Valjean Clark

New website


I’ve made two different attempts in the past to start, and more importantly to maintain, a website, but it never stuck. My last attempt was in 2015.

Over the years I’ve thought about why I wasn’t able to stick with maintaining a website, and I thought it would be fun to outline those reasons and also what is different this time that will hopefully allow the habit to stick!

I approached the website as something I “should” do

So many impressive people have websites. Some of these people have had websites since they were teenagers! I wanted to be impressive, so I figured I should have a website too. My second website was largely motivated by a job hunt. As with other things in life, these “shoulds” sap my willpower and energy, and while I had good ideas for blog posts, I’d never write them. After a few years had passed, I just let the domain expire and moved on.

For the past couple years, I’ve organically been writing more (mostly journaling, thinking through software ideas, and a little bit of creative writing), and I’ve enjoyed how taking the time to write and to critique my own writing has resulted in clearer thinking. I’ve also started following some really great writers who share their reflections on life on substack and twitter, and I was really inspired by their vulnerability and willingness to share with others, and how they use their writing to think through ideas and to engage with others about their ideas.

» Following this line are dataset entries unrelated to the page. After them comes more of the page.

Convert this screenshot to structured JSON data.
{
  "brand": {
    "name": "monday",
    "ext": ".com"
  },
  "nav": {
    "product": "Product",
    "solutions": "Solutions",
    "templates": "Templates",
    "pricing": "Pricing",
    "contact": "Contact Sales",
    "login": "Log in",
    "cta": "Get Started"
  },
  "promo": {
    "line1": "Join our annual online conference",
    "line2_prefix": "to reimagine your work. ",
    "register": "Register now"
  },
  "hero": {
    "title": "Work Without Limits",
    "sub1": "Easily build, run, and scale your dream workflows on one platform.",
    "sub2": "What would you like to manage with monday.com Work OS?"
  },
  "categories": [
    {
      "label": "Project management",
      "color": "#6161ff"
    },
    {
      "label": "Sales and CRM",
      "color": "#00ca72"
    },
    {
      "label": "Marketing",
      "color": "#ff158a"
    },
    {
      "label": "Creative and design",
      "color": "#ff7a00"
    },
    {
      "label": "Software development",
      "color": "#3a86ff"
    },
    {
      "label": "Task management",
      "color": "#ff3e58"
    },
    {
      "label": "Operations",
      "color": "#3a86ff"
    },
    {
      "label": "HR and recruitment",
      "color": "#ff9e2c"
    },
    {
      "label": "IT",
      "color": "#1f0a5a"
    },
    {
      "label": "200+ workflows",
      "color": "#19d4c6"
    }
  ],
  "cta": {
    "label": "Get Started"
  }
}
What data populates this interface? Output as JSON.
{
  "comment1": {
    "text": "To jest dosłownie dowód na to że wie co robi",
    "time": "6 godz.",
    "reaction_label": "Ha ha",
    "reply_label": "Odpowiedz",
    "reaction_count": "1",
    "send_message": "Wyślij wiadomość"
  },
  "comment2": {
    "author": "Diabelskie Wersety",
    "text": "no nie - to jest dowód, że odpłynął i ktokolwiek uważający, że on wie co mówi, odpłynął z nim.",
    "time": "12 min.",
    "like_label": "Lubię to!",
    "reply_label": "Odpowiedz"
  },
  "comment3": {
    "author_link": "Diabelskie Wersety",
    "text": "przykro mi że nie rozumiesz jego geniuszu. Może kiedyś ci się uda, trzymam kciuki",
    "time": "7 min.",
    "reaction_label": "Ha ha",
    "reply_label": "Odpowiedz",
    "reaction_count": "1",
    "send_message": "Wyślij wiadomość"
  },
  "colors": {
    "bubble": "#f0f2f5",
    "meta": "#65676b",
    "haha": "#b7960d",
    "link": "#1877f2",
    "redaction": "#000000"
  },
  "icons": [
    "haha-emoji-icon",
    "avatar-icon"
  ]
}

This time around, I’m approaching the website with a more organic writing habit and a feeling of inspiration from others, instead of approaching it as a “should”.

Technology choices matter

While the specific blog technology might not matter (Jekyll, Astro, Hugo, etc), the editing experience absolutely matters. My first attempt at a website involved writing raw HTML, and my second attempt used Angular. Neither felt natural, at least to me, for writing. Even when I tried writing markdown, which was a better experience than HTML or an app framework, I found that writing in monospace in my code editor didn’t feel natural either.

This time around, I wanted something where I could write my posts in something like Markdown, but without it feeling like I was writing code. I took the time to customize my code editor to render markdown in a non-monospace font so that it feels more like writing text in a tool like Notion.

Editing takes time

Luckily, I actually write a lot! I journal several times a week. The challenge is in taking musings from a journal entry and turning them into something I feel good about posting.

In recent years, I’ve tried being less of a perfectionist, which has helped me be okay with posting things that I wouldn’t have posted in the past.

Habits

Honestly, I think the biggest barrier to writing more blog posts is not having some kind of writing habit or schedule that I hold myself to. It’s too easy to let other things get in the way. However, I have a habit of, well, overusing habits. I try to maintain too many habits at once and I get burned out.

So I’m trying not to be too rigid about forcing myself into a new “blog every week” habit. Instead, I focused on removing barriers to writing and fostering a more organic interest in writing.

Time will tell!

Time will tell if I’m successful this time around. Thanks for reading :).